Aside from debate over what to call the urban merger ("C-D"? "Cinton"? "Daynati"?), it's likely that Interstate 75 would effectively act as its "Main Street." The new classification would combine 19 Cincinnati-Dayton area counties into a combined population of 3 million. It would make Cincinnati-Dayton the 15th highest population center in the country. Currently, Cincinnati-Middleton ranks as 24th and Dayton ranks as 61st most populous.

The hyphenate reclassification could raise the economic profile of southwestern Ohio. This, of course, would also have some spillover consequences for local real estate...
For starters, it would mean that C-D would be among only four metro areas with two top-100 commercial airports. Access to international air travel makes an area even more attractive to business investment. According to "cluster theory," each new business becomes more valuable to the next in terms of recruiting and retaining talent, particularly in higher-paying, more specialized fields.

More businesses and economic opportunities, in turn, drive even greater population growth. Population has already tripled in the area since the 1990s. Growing population, plus economic opportunities, typically push home values and commercial leases higher. That could be a boon for existing home owners and commercial owners.

So which Cincinnati-Dayton real estate areas might grow even hotter? Look toward continued reinvestment in downtown and adjacent areas. Anticipate sections along Interstate 75 to move to define themselves and market themselves as viable neighborhoods the way Oakley, DeSales Corner, and Gateway Corner are re-inventing themselves.
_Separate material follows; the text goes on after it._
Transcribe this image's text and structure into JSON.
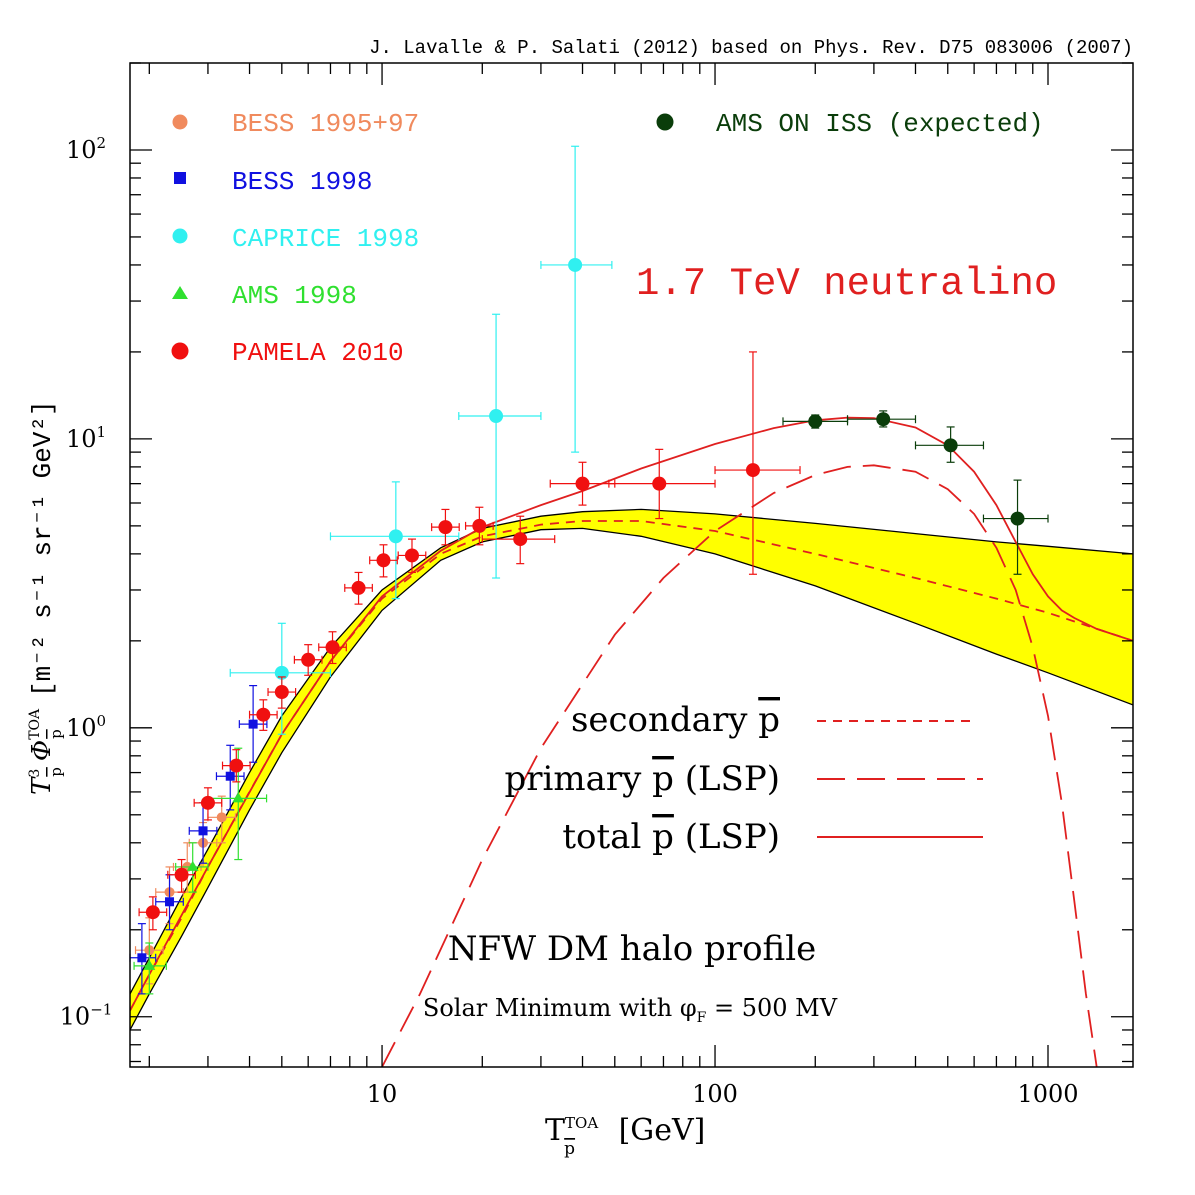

There may also be pressures to expand public transit to more easily connect the geographically, far-flung corners of C-D as car traffic, and its associated costs and hassles, increase. Homes near to public transit such as Metro-Sorta (Southwest Ohio Regional Transit Authority) may see significant increases.

Who knows? Perhaps Cincinnati will even eventually decide to re-open its forgotten, buried subway, too.